Fast forward to 2014: On one hand, we have those who believe they won the May 21 Tripartite Elections who wield the axe of power but cannot dare flex it or come down hard on the demonstrators because they know a majority of the population rejected them at the poll (only 38 percent gave their seal of approval to President Peter Mutharika). That is not all, if the powers-that-be were to take a hardline against the current wave of demonstrations, then that would defeat the essence of democracy, which is to be tolerant of different views while being true to the slogan of power to the people. And then you have Democratic Progressive Party cadets, who, in the midst of the confusion, feel the best way to come to the aid of their leaders is confronting those who have lately besieged the streets in an act of, as their Southern Region governor put it the other day, defending their territory. The bloodbath in Blantyre the other day is something that was unthinkable.

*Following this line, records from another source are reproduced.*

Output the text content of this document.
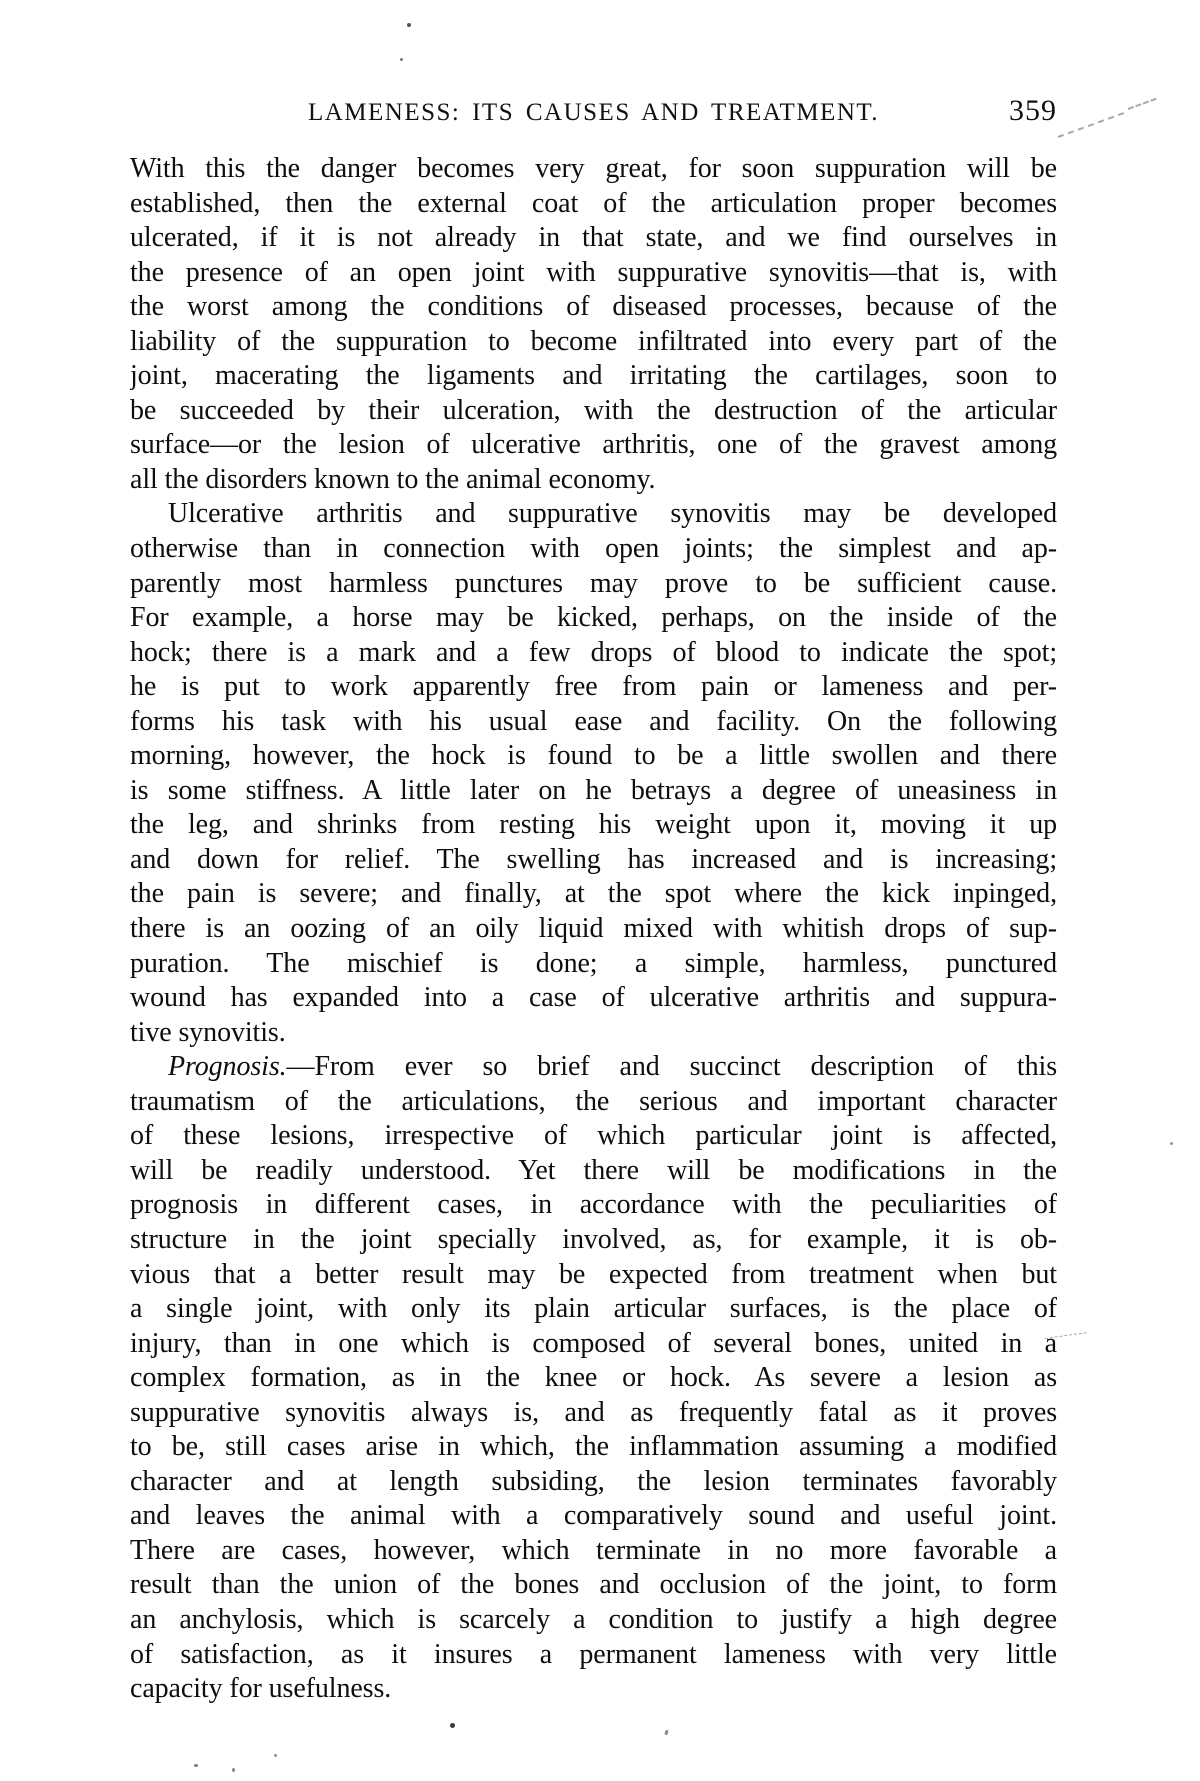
LAMENESS: ITS CAUSES AND TREATMENT.	359
With this the danger becomes very great, for soon suppuration will be
established, then the external coat of the articulation proper becomes
ulcerated, if it is not already in that state, and we find ourselves in
the presence of an open joint with suppurative synovitis—that is, with
the worst among the conditions of diseased processes, because of the
liability of the suppuration to become infiltrated into every part of the
joint, macerating the ligaments and irritating the cartilages, soon to
be succeeded by their ulceration, with the destruction of the articular
surface—or the lesion of ulcerative arthritis, one of the gravest among
all the disorders known to the animal economy.
Ulcerative arthritis and suppurative synovitis may be developed
otherwise than in connection with open joints; the simplest and ap-
parently most harmless punctures may prove to be sufficient cause.
For example, a horse may be kicked, perhaps, on the inside of the
hock; there is a mark and a few drops of blood to indicate the spot;
he is put to work apparently free from pain or lameness and per-
forms his task with his usual ease and facility. On the following
morning, however, the hock is found to be a little swollen and there
is some stiffness. A little later on he betrays a degree of uneasiness in
the leg, and shrinks from resting his weight upon it, moving it up
and down for relief. The swelling has increased and is increasing;
the pain is severe; and finally, at the spot where the kick inpinged,
there is an oozing of an oily liquid mixed with whitish drops of sup-
puration. The mischief is done; a simple, harmless, punctured
wound has expanded into a case of ulcerative arthritis and suppura-
tive synovitis.
Prognosis.—From ever so brief and succinct description of this
traumatism of the articulations, the serious and important character
of these lesions, irrespective of which particular joint is affected,
will be readily understood. Yet there will be modifications in the
prognosis in different cases, in accordance with the peculiarities of
structure in the joint specially involved, as, for example, it is ob-
vious that a better result may be expected from treatment when but
a single joint, with only its plain articular surfaces, is the place of
injury, than in one which is composed of several bones, united in a
complex formation, as in the knee or hock. As severe a lesion as
suppurative synovitis always is, and as frequently fatal as it proves
to be, still cases arise in which, the inflammation assuming a modified
character and at length subsiding, the lesion terminates favorably
and leaves the animal with a comparatively sound and useful joint.
There are cases, however, which terminate in no more favorable a
result than the union of the bones and occlusion of the joint, to form
an anchylosis, which is scarcely a condition to justify a high degree
of satisfaction, as it insures a permanent lameness with very little
capacity for usefulness.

On the other hand, we have opposition leaders Lazarus Chakwera and Saulos Chilima who are waging a legal battle over the same matter of May 21 2019 Tripartite Elections. It is evidently clear that they believe they were robbed of victory and, in their view, have a solid argument in court as they even went on to rally their supporters to march with them to courts during hearing of their case. That act alone, of marching to courts is quite intimidating. Instead of patiently waiting to hear what the court outcome will be, supporters of these leaders are, without a shred of doubt, patronising the demonstrations that are being orchestrated by civil society. Come on, you do not believe that all those million Malawians that pour out onto the streets every time demonstrations are held are supporters of civil society leaders, do you?
And then; enter Human Rights Defenders Coalition (HRDC). Just when people had lost trust in civil society a few years ago after some of the leaders had allegedly been silenced through public positions and other rewards, the current crop seem determined to restore civil society’s legacy by doing what is right in the eyes of the people and standing for what they believe in. The danger therein is that sometimes, others can be overzealous which can cause them to lose the plot. Let us hope it will not get to that point.

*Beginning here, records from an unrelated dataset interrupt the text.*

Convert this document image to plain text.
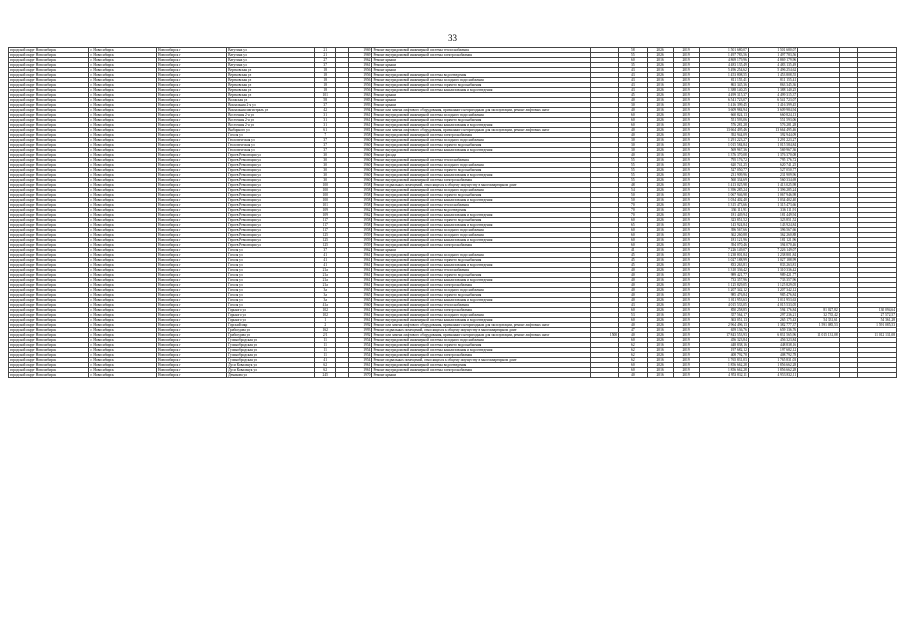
33
городской округ Новосибирск	г. Новосибирск	Новосибирск г	Ватутина ул	21		1969	Ремонт внутридомовой инженерной системы теплоснабжения		58	2026	2019	1 501 680,07	1 501 680,07			
городской округ Новосибирск	г. Новосибирск	Новосибирск г	Ватутина ул	21		1969	Ремонт внутридомовой инженерной системы электроснабжения		55	2026	2019	1 497 783,56	1 497 783,56			
городской округ Новосибирск	г. Новосибирск	Новосибирск г	Ватутина ул	27		1962	Ремонт крыши		60	2016	2019	4 869 179,96	4 869 179,96			
городской округ Новосибирск	г. Новосибирск	Новосибирск г	Ватутина ул	37		1961	Ремонт крыши		35	2026	2019	4 483 135,49	4 483 135,49			
городской округ Новосибирск	г. Новосибирск	Новосибирск г	Вертковская ул	18		1956	Ремонт крыши		43	2016	2019	5 496 254,62	5 496 254,62			
городской округ Новосибирск	г. Новосибирск	Новосибирск г	Вертковская ул	18		1956	Ремонт внутридомовой инженерной системы водоотведения		43	2026	2019	1 453 808,55	1 453 808,55			
городской округ Новосибирск	г. Новосибирск	Новосибирск г	Вертковская ул	18		1956	Ремонт внутридомовой инженерной системы холодного водоснабжения		43	2016	2019	811 155,41	811 155,41			
городской округ Новосибирск	г. Новосибирск	Новосибирск г	Вертковская ул	18		1956	Ремонт внутридомовой инженерной системы горячего водоснабжения		43	2016	2019	863 345,36	863 345,36			
городской округ Новосибирск	г. Новосибирск	Новосибирск г	Вертковская ул	18		1956	Ремонт внутридомовой инженерной системы канализования и водоотведения		43	2026	2019	1 388 140,25	1 388 140,25			
городской округ Новосибирск	г. Новосибирск	Новосибирск г	Вертковская ул	101		1963	Ремонт крыши		45	2026	2019	4 499 315,37	4 499 315,37			
городской округ Новосибирск	г. Новосибирск	Новосибирск г	Волжская ул	58		1983	Ремонт крыши		40	2016	2019	6 541 723,07	6 541 723,07			
городской округ Новосибирск	г. Новосибирск	Новосибирск г	Вокзальная 2-я ул	37		1993	Ремонт крыши		30	2016	2019	1 416 399,45	1 416 399,45			
городской округ Новосибирск	г. Новосибирск	Новосибирск г	Вокзальная магистраль ул	42		1994	Ремонт или замена лифтового оборудования, признанного непригодным для эксплуатации, ремонт лифтовых шахт		40	2016	2019	3 609 984,94	3 609 984,94			
городской округ Новосибирск	г. Новосибирск	Новосибирск г	Восточная 2-я ул	31		1961	Ремонт внутридомовой инженерной системы холодного водоснабжения		60	2026	2019	660 824,13	660 824,13			
городской округ Новосибирск	г. Новосибирск	Новосибирск г	Восточная 2-я ул	31		1961	Ремонт внутридомовой инженерной системы горячего водоснабжения		60	2026	2019	551 593,06	551 593,06			
городской округ Новосибирск	г. Новосибирск	Новосибирск г	Восточная 2-я ул	31		1961	Ремонт внутридомовой инженерной системы канализования и водоотведения		60	2016	2019	576 281,28	576 281,28			
городской округ Новосибирск	г. Новосибирск	Новосибирск г	Выборного ул	61		1981	Ремонт или замена лифтового оборудования, признанного непригодным для эксплуатации, ремонт лифтовых шахт		40	2026	2019	13 664 495,46	13 664 495,46			
городской округ Новосибирск	г. Новосибирск	Новосибирск г	Гоголя ул	7		1958	Ремонт внутридомовой инженерной системы электроснабжения		40	2026	2019	392 944,09	392 944,09			
городской округ Новосибирск	г. Новосибирск	Новосибирск г	Геологическая ул	37		1960	Ремонт внутридомовой инженерной системы холодного водоснабжения		30	2016	2019	1 291 223,27	1 291 223,27			
городской округ Новосибирск	г. Новосибирск	Новосибирск г	Геологическая ул	37		1960	Ремонт внутридомовой инженерной системы горячего водоснабжения		30	2016	2019	1 015 584,84	1 015 584,84			
городской округ Новосибирск	г. Новосибирск	Новосибирск г	Геологическая ул	37		1960	Ремонт внутридомовой инженерной системы канализования и водоотведения		30	2026	2019	569 967,36	569 967,36			
городской округ Новосибирск	г. Новосибирск	Новосибирск г	Героев Революции ул	30		1960	Ремонт фасада		40	2016	2019	1 376 370,08	1 376 370,08			
городской округ Новосибирск	г. Новосибирск	Новосибирск г	Героев Революции ул	30		1960	Ремонт внутридомовой инженерной системы теплоснабжения		55	2016	2019	795 176,72	795 176,72			
городской округ Новосибирск	г. Новосибирск	Новосибирск г	Героев Революции ул	30		1960	Ремонт внутридомовой инженерной системы холодного водоснабжения		55	2016	2019	620 741,25	620 741,25			
городской округ Новосибирск	г. Новосибирск	Новосибирск г	Героев Революции ул	30		1960	Ремонт внутридомовой инженерной системы горячего водоснабжения		55	2026	2019	527 050,77	527 050,77			
городской округ Новосибирск	г. Новосибирск	Новосибирск г	Героев Революции ул	30		1960	Ремонт внутридомовой инженерной системы канализования и водоотведения		55	2026	2019	231 909,96	231 909,96			
городской округ Новосибирск	г. Новосибирск	Новосибирск г	Героев Революции ул	30		1960	Ремонт внутридомовой инженерной системы электроснабжения		55	2026	2019	560 334,69	560 334,69			
городской округ Новосибирск	г. Новосибирск	Новосибирск г	Героев Революции ул	100		1958	Ремонт подвальных помещений, относящихся к общему имуществу в многоквартирном доме		48	2026	2019	1 413 025,98	1 413 025,98			
городской округ Новосибирск	г. Новосибирск	Новосибирск г	Героев Революции ул	100		1958	Ремонт внутридомовой инженерной системы холодного водоснабжения		54	2026	2019	1 396 285,24	1 396 285,24			
городской округ Новосибирск	г. Новосибирск	Новосибирск г	Героев Революции ул	100		1958	Ремонт внутридомовой инженерной системы горячего водоснабжения		50	2016	2019	1 067 946,98	1 067 946,98			
городской округ Новосибирск	г. Новосибирск	Новосибирск г	Героев Революции ул	100		1958	Ремонт внутридомовой инженерной системы канализования и водоотведения		50	2016	2019	1 034 402,40	1 034 402,40			
городской округ Новосибирск	г. Новосибирск	Новосибирск г	Героев Революции ул	101		1958	Ремонт внутридомовой инженерной системы теплоснабжения		70	2026	2019	1 315 473,66	1 315 473,66			
городской округ Новосибирск	г. Новосибирск	Новосибирск г	Героев Революции ул	109		1962	Ремонт внутридомовой инженерной системы водоотведения		70	2016	2019	336 111,91	336 111,91			
городской округ Новосибирск	г. Новосибирск	Новосибирск г	Героев Революции ул	109		1962	Ремонт внутридомовой инженерной системы канализования и водоотведения		70	2026	2019	181 449,94	181 449,94			
городской округ Новосибирск	г. Новосибирск	Новосибирск г	Героев Революции ул	117		1958	Ремонт внутридомовой инженерной системы горячего водоснабжения		60	2026	2019	323 851,52	323 851,52			
городской округ Новосибирск	г. Новосибирск	Новосибирск г	Героев Революции ул	117		1958	Ремонт внутридомовой инженерной системы канализования и водоотведения		65	2016	2019	143 924,84	143 924,84			
городской округ Новосибирск	г. Новосибирск	Новосибирск г	Героев Революции ул	117		1958	Ремонт внутридомовой инженерной системы холодного водоснабжения		60	2016	2019	396 567,66	396 567,66			
городской округ Новосибирск	г. Новосибирск	Новосибирск г	Героев Революции ул	125		1959	Ремонт внутридомовой инженерной системы холодного водоснабжения		60	2016	2019	362 260,88	362 260,88			
городской округ Новосибирск	г. Новосибирск	Новосибирск г	Героев Революции ул	125		1959	Ремонт внутридомовой инженерной системы канализования и водоотведения		60	2016	2019	181 121,96	181 121,96			
городской округ Новосибирск	г. Новосибирск	Новосибирск г	Героев Революции ул	125		1959	Ремонт внутридомовой инженерной системы электроснабжения		60	2026	2019	394 070,46	394 070,46			
городской округ Новосибирск	г. Новосибирск	Новосибирск г	Гоголя ул	37		1962	Ремонт крыши		41	2016	2019	7 226 149,07	7 226 149,07			
городской округ Новосибирск	г. Новосибирск	Новосибирск г	Гоголя ул	41		1961	Ремонт внутридомовой инженерной системы холодного водоснабжения		45	2016	2019	1 238 801,84	1 238 801,84			
городской округ Новосибирск	г. Новосибирск	Новосибирск г	Гоголя ул	41		1961	Ремонт внутридомовой инженерной системы горячего водоснабжения		45	2016	2019	1 027 188,99	1 027 188,99			
городской округ Новосибирск	г. Новосибирск	Новосибирск г	Гоголя ул	41		1961	Ремонт внутридомовой инженерной системы канализования и водоотведения		45	2026	2019	833 263,81	833 263,81			
городской округ Новосибирск	г. Новосибирск	Новосибирск г	Гоголя ул	21а		1961	Ремонт внутридомовой инженерной системы теплоснабжения		40	2026	2019	1 310 336,42	1 310 336,42			
городской округ Новосибирск	г. Новосибирск	Новосибирск г	Гоголя ул	21а		1961	Ремонт внутридомовой инженерной системы горячего водоснабжения		40	2016	2019	989 421,77	989 421,77			
городской округ Новосибирск	г. Новосибирск	Новосибирск г	Гоголя ул	21а		1961	Ремонт внутридомовой инженерной системы канализования и водоотведения		40	2016	2019	733 357,96	733 357,96			
городской округ Новосибирск	г. Новосибирск	Новосибирск г	Гоголя ул	21а		1961	Ремонт внутридомовой инженерной системы электроснабжения		40	2026	2019	1 125 829,05	1 125 829,05			
городской округ Новосибирск	г. Новосибирск	Новосибирск г	Гоголя ул	3а		1965	Ремонт внутридомовой инженерной системы холодного водоснабжения		40	2026	2019	1 207 342,12	1 207 342,12			
городской округ Новосибирск	г. Новосибирск	Новосибирск г	Гоголя ул	3а		1965	Ремонт внутридомовой инженерной системы горячего водоснабжения		40	2016	2019	985 476,84	985 476,84			
городской округ Новосибирск	г. Новосибирск	Новосибирск г	Гоголя ул	3а		1965	Ремонт внутридомовой инженерной системы канализования и водоотведения		40	2026	2019	1 011 953,63	1 011 953,63			
городской округ Новосибирск	г. Новосибирск	Новосибирск г	Гоголя ул	41а		1960	Ремонт внутридомовой инженерной системы теплоснабжения		43	2026	2019	4 015 533,05	4 015 533,05			
городской округ Новосибирск	г. Новосибирск	Новосибирск г	Горького ул	102		1961	Ремонт внутридомовой инженерной системы электроснабжения		60	2026	2019	850 258,85	594 176,84	81 027,82		130 094,64
городской округ Новосибирск	г. Новосибирск	Новосибирск г	Горького ул	102		1961	Ремонт внутридомовой инженерной системы холодного водоснабжения		53	2016	2019	357 564,17	297 236,21	32 735,42		27 572,57
городской округ Новосибирск	г. Новосибирск	Новосибирск г	Горького ул	1		1961	Ремонт внутридомовой инженерной системы канализования и водоотведения		60	2026	2019	363 051,13	265 175,43	54 331,61		54 361,28
городской округ Новосибирск	г. Новосибирск	Новосибирск г	Горский мкр	2		1992	Ремонт или замена лифтового оборудования, признанного непригодным для эксплуатации, ремонт лифтовых шахт		40	2026	2019	2 964 496,13	1 382 777,37	1 591 085,53		1 591 085,53
городской округ Новосибирск	г. Новосибирск	Новосибирск г	Грибоедова ул	162		1993	Ремонт подвальных помещений, относящихся к общему имуществу в многоквартирном доме		47	2016	2019	659 136,76	659 136,76			
городской округ Новосибирск	г. Новосибирск	Новосибирск г	Грибоедова ул	2/1		1992	Ремонт или замена лифтового оборудования, признанного непригодным для эксплуатации, ремонт лифтовых шахт	1500	40	2026	2019	17 843 553,93	6 831 565,96	11 015 131,08		11 012 131,08
городской округ Новосибирск	г. Новосибирск	Новосибирск г	Гусинобродская ул	11		1954	Ремонт внутридомовой инженерной системы холодного водоснабжения		60	2026	2019	456 323,84	456 323,84			
городской округ Новосибирск	г. Новосибирск	Новосибирск г	Гусинобродская ул	11		1954	Ремонт внутридомовой инженерной системы горячего водоснабжения		62	2016	2019	448 838,16	448 838,16			
городской округ Новосибирск	г. Новосибирск	Новосибирск г	Гусинобродская ул	11		1954	Ремонт внутридомовой инженерной системы канализования и водоотведения		62	2016	2019	197 682,12	197 682,12			
городской округ Новосибирск	г. Новосибирск	Новосибирск г	Гусинобродская ул	11		1954	Ремонт внутридомовой инженерной системы электроснабжения		62	2026	2019	408 792,78	408 792,78			
городской округ Новосибирск	г. Новосибирск	Новосибирск г	Гусинобродская ул	41		1954	Ремонт подвальных помещений, относящихся к общему имуществу в многоквартирном доме		62	2016	2019	1 765 831,03	1 765 831,03			
городской округ Новосибирск	г. Новосибирск	Новосибирск г	Дуси Ковальчук ул	62		1961	Ремонт внутридомовой инженерной системы водоотведения		60	2026	2019	1 856 662,28	1 856 662,28			
городской округ Новосибирск	г. Новосибирск	Новосибирск г	Дуси Ковальчук ул	62		1961	Ремонт внутридомовой инженерной системы электроснабжения		60	2016	2019	1 856 662,28	1 856 662,28			
городской округ Новосибирск	г. Новосибирск	Новосибирск г	Демакова ул	245		1970	Ремонт крыши		40	2016	2019	4 953 832,11	4 953 832,11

Last but not least, we have the Malawi Police Service, whose personnel has been hogging the limelight for all the wrong reasons in recent week. Much as the law enforcers are duty bound to protect property and people (which they could not manage to do a couple of weeks ago as they were allegedly overwhelmed by the demonstrations), they ought to have learnt their lesson regarding how to conduct themselves in scenarios where people are protesting but not our good police officers! They are trigger happy such that they cannot think twice before throwing teargas to crowds or indeed hospital confinement.
When you add all these up, you will discover that ours is simply a country on fire.
Stephen Dakalira is a seasoned Journalist who works as Times Group’s Online and Digital Executive Editor. He is also the Assistant Editor of The Sunday Times Newspaper, and author of Full Circle column which appears in Malawi News; all of these under the Times Group stable.
He has previously worked in key positions for some of Malawi’s key media institutions such as Malawi News Agency, Capital FM Radio and Star Radio (Now Timveni Radio).